Keith looked at the broken windows and the obliterated doorway and nodded. “We need to get back to your house.”
“What? No, we need to get help.”
“You heard what Maddy said. There is no help. Your house is big and old, with big gates and alarms.”
“Sounds good to me,” said Diane, coming up behind them and covered in dark red blood that didn’t belong to her. The baseball bat in her hands was snapped and caked in gore.
“Me too,” said Maddy between pants.
Rick looked around and saw that they had won a pyrrhic victory. A dozen of their attackers lay dead or injured, but many of the pub’s drinkers were dead also. Steven and Sarah were still on the opposite side of the ambulance, but they seemed to be okay. They were staring over the bonnet; expressions weary, yet exuberant.
“We made it,” said Steven, sounding like he could barely believe it. “I’ve never been in a fight in my life before today.”
“Well, you kicked ass,” said Rick. “You were like a Viking.”
Sarah patted Steven on the back. “I wouldn’t have had a chance without you. You were amaz—”
Her eyes went wide. Steven turned to glance at Sarah and his eyes went wide too. He stepped away, startled.
Rick reached out across the bonnet, not understanding what was happening. “Sarah?”
She opened her mouth to speak, but blood passed between her lips.
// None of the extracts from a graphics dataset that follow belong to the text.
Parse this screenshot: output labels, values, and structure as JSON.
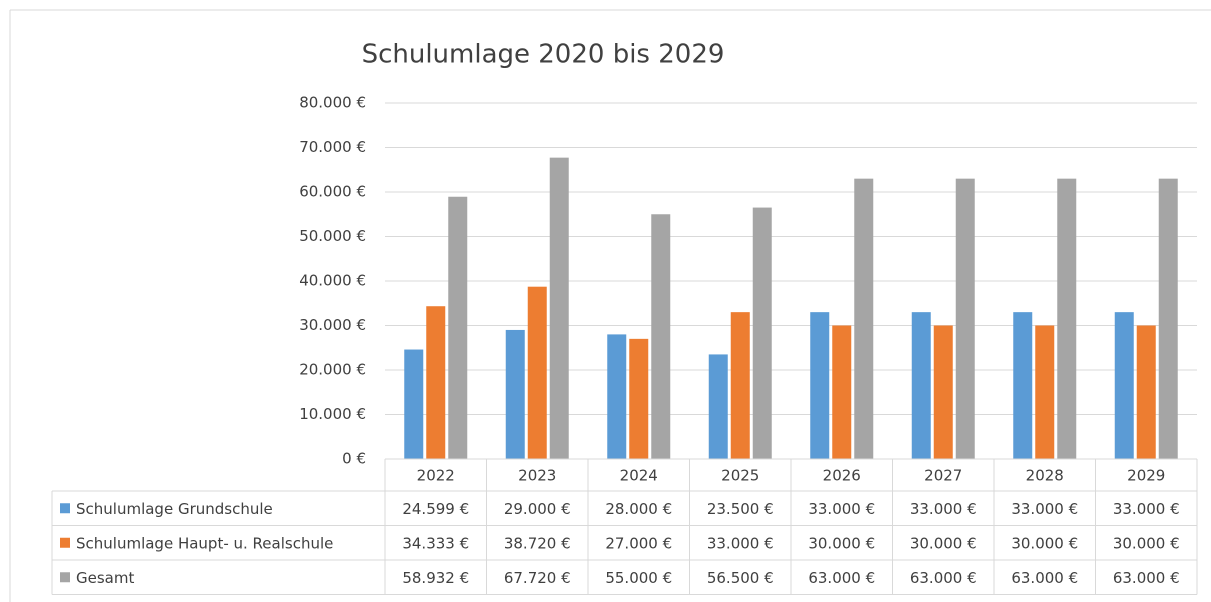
{
  "chart_data": {
    "type": "bar",
    "title": "Schulumlage 2020 bis 2029",
    "categories": [
      "2022",
      "2023",
      "2024",
      "2025",
      "2026",
      "2027",
      "2028",
      "2029"
    ],
    "series": [
      {
        "name": "Schulumlage Grundschule",
        "color": "#5b9bd5",
        "values": [
          24599,
          29000,
          28000,
          23500,
          33000,
          33000,
          33000,
          33000
        ],
        "value_labels": [
          "24.599 €",
          "29.000 €",
          "28.000 €",
          "23.500 €",
          "33.000 €",
          "33.000 €",
          "33.000 €",
          "33.000 €"
        ]
      },
      {
        "name": "Schulumlage Haupt- u. Realschule",
        "color": "#ed7d31",
        "values": [
          34333,
          38720,
          27000,
          33000,
          30000,
          30000,
          30000,
          30000
        ],
        "value_labels": [
          "34.333 €",
          "38.720 €",
          "27.000 €",
          "33.000 €",
          "30.000 €",
          "30.000 €",
          "30.000 €",
          "30.000 €"
        ]
      },
      {
        "name": "Gesamt",
        "color": "#a5a5a5",
        "values": [
          58932,
          67720,
          55000,
          56500,
          63000,
          63000,
          63000,
          63000
        ],
        "value_labels": [
          "58.932 €",
          "67.720 €",
          "55.000 €",
          "56.500 €",
          "63.000 €",
          "63.000 €",
          "63.000 €",
          "63.000 €"
        ]
      }
    ],
    "ylim": [
      0,
      80000
    ],
    "yticks": [
      {
        "value": 0,
        "label": "0 €"
      },
      {
        "value": 10000,
        "label": "10.000 €"
      },
      {
        "value": 20000,
        "label": "20.000 €"
      },
      {
        "value": 30000,
        "label": "30.000 €"
      },
      {
        "value": 40000,
        "label": "40.000 €"
      },
      {
        "value": 50000,
        "label": "50.000 €"
      },
      {
        "value": 60000,
        "label": "60.000 €"
      },
      {
        "value": 70000,
        "label": "70.000 €"
      },
      {
        "value": 80000,
        "label": "80.000 €"
      }
    ],
    "grid": true
  }
}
Gnarled black fingernails appeared around her throat, and then her face disappeared, replaced by the back of her head. The sound of her neck snapping echoed off the ceiling like a gunshot.
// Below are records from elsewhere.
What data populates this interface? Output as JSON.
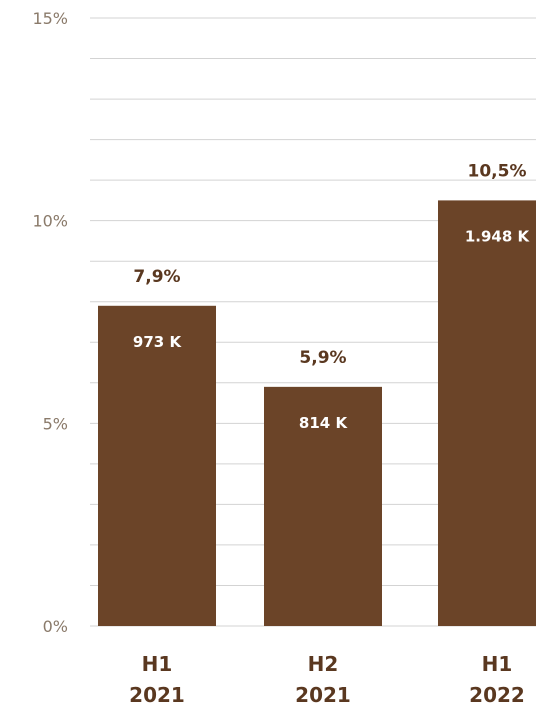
{
  "chart_data": {
    "type": "bar",
    "categories": [
      [
        "H1",
        "2021"
      ],
      [
        "H2",
        "2021"
      ],
      [
        "H1",
        "2022"
      ]
    ],
    "values": [
      7.9,
      5.9,
      10.5
    ],
    "value_labels": [
      "7,9%",
      "5,9%",
      "10,5%"
    ],
    "count_labels": [
      "973 K",
      "814 K",
      "1.948 K"
    ],
    "yticks": [
      {
        "value": 0,
        "label": "0%"
      },
      {
        "value": 5,
        "label": "5%"
      },
      {
        "value": 10,
        "label": "10%"
      },
      {
        "value": 15,
        "label": "15%"
      }
    ],
    "ylim": [
      0,
      15
    ],
    "grid": true,
    "title": "",
    "xlabel": "",
    "ylabel": "",
    "colors": {
      "bar": "#6b4428",
      "grid": "#d3d3d3",
      "axis_label": "#8a7a6a",
      "value_label": "#5a3820",
      "inner_label": "#ffffff",
      "category_label": "#5a3820"
    }
  }
}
Her dead body slumped to the floor.
The black haired dead man appeared where she had been standing, iron poker still sticking out of his torso. The grey flesh around the wound was scorched. “You think you can fight back, maggots? You will all die.” He grabbed the poker in his belly and dragged it out w
ith a slithery plop! then threw it down on the ground next to Sarah’s head.
Steven took a swing, but was too slow. The dead man ducked the blow and struck Steven hard enough to launch him up and over the bonnet of the ambulance. Rick and the others ran to his aid, dragging him back to his feet and hustling him towards the exit.
The black haired corpse laughed at their retreat.
Outside, it was fully dark and completely silent. Steven was groggy and struggled to walk straight, so Keith and Rick grabbed an arm each and marched him across the car park as fast as they could. As they did so, Rick kept picturing Sarah’s face. There one minute; snapped around and facing the wrong way the next.
Dead men walked the Earth, killing the living.
The apocalypse had arrived.
As Rick dared to glance backwards one last time, he saw the black haired corpse strolling after them casually, apparently, in no hurry.
~MINA MAGAR~
Mayfair, England
It was like walking through a movie set for the grizzliest film ever made. The dead littered the roads like rubbish, their blood the ancient city’s latest graffiti. Tens of thousands dead. Mina made the assumption simply by extrapolating from what she saw on every street. Now and then, amongst the dead men, women, and children, she or David would spot a body that wasn’t human. One laid in front of her now—a charred creature with clumps of flesh between its crooked teeth. Somebody had fought back and run it through with a skiing pole. The price tag still hung from the rubber grip.
“Every inch of its skin is burned away,” Mina muttered, more to herself than David. “It’s like these things walked right out of a fire.”
David was busy making notes and using his phone to take pictures, but he heard what she said and replied. “Well, they say Hell is hot, if that’s still what you’re implying.”
“I think these monsters used to be men and women once. What do you think that means?”
“Maybe they’ve been burning in Hell for all eternity.”
Mina thought about it and found it grim to even consider. Was there really a Hell? Did people truly go there to burn for eternity? She’d never been a believer until now.